¿Liderazgo de temporada o estilo de vida?
Por: Marolen Martínez
El calendario marca marzo y, de pronto, el mundo parece teñirse de violeta. Las bandejas de entrada se llenan de felicitaciones, las vitrinas se adornan con frases motivacionales y el mercadeo despliega su artillería pesada para celebrar «nuestro mes». Sin embargo, tras dos décadas dedicada a escribir, accionar y trabajar codo a codo con mujeres desde esta plataforma, me asalta una pregunta inevitable: ¿Qué queda cuando el bullicio se apaga?
Hemos caído en la trampa de lo efímero. La lucha por la garantía de nuestros derechos y el reconocimiento de nuestro valor en la economía, la política y la sociedad se ha vuelto, para muchos sectores, un producto de consumo estacional. Es el «efecto marzo»: una explosión de visibilidad que, a menudo, carece de raíz.

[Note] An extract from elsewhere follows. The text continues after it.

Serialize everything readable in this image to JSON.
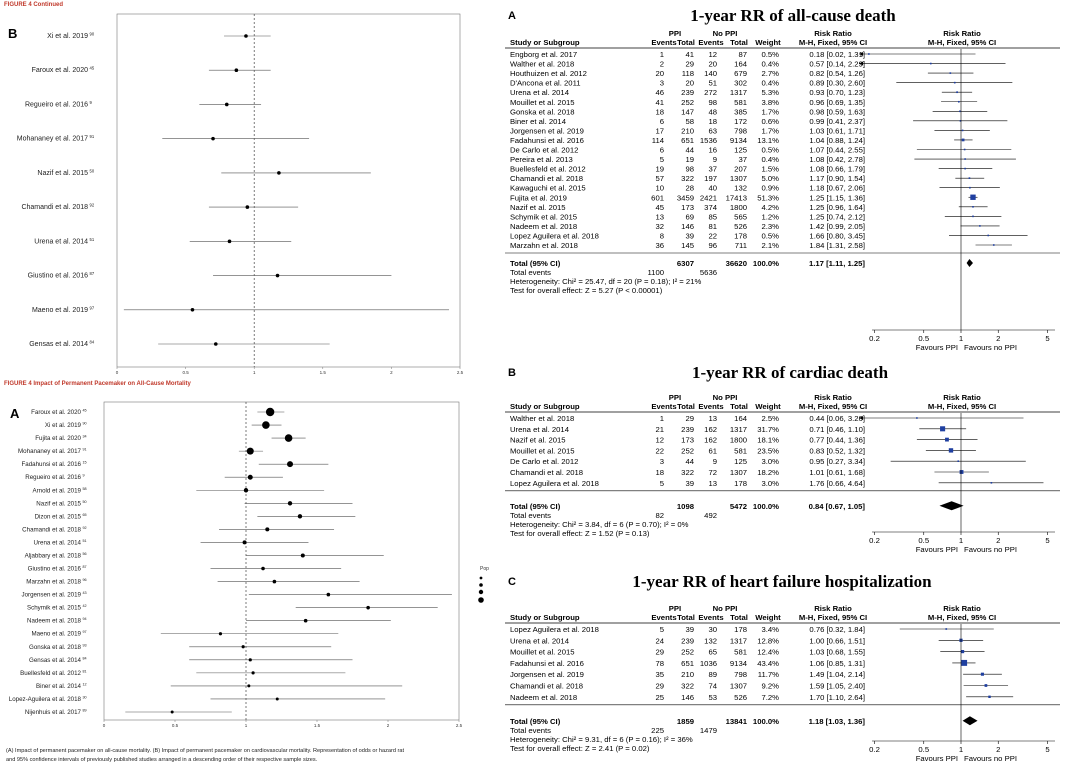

Como mujeres de negocios y líderes, debemos ser las primeras en cuestionar esta superficialidad. El liderazgo femenino no es una campaña de marketing; no es un posteo con un hashtag tendencia ni un desayuno de gala una vez al año. El liderazgo femenino es, ante todo, un estilo de vida.
La coherencia como moneda de cambio
En estos 20 años de labor ininterrumpida, he aprendido que el verdadero impacto no se mide en aplausos de una sola noche, sino en acciones permanentes y discursos coherentes.
No podemos hablar de empoderamiento en marzo si el resto del año no generamos políticas de equidad real en nuestras empresas. No podemos celebrar la «sororidad» en redes sociales si en el día a día no practicamos esa sinergia que nos hace invencibles. La brecha de género, la violencia facilitada por la tecnología y los obstáculos en la toma de decisiones no descansan en abril; por lo tanto, nuestro compromiso tampoco puede hacerlo.
Más allá de la superficie
Hacer conciencia hoy significa entender que:
- El liderazgo se ejerce en lo cotidiano: En la mentoría a la colaboradora que empieza, en la negociación justa, en el espacio que abrimos para otras.
- La dignidad no es negociable por clics: Debemos exigir que el reconocimiento a la mujer sea estructural, no ornamental.
- La resiliencia es constante: Ser mujer de negocios en nuestro contexto requiere una valentía que no sabe de feriados.
Un llamado a la acción permanente
Invito a cada lectora a que, ahora que el eco de las celebraciones comienza a desvanecerse, nos miremos al espejo y evaluemos nuestro impacto real. Que nuestro paso por el mundo de los negocios deje una huella profunda, no por lo que dijimos un 8 de marzo, sino por lo que construimos cada lunes por la mañana.
Dejemos atrás lo efímero. Pasemos del discurso a la coherencia. Porque al final del día, las mujeres que realmente transforman la historia son aquellas que entienden que ser invencibles es un compromiso de 365 días al año.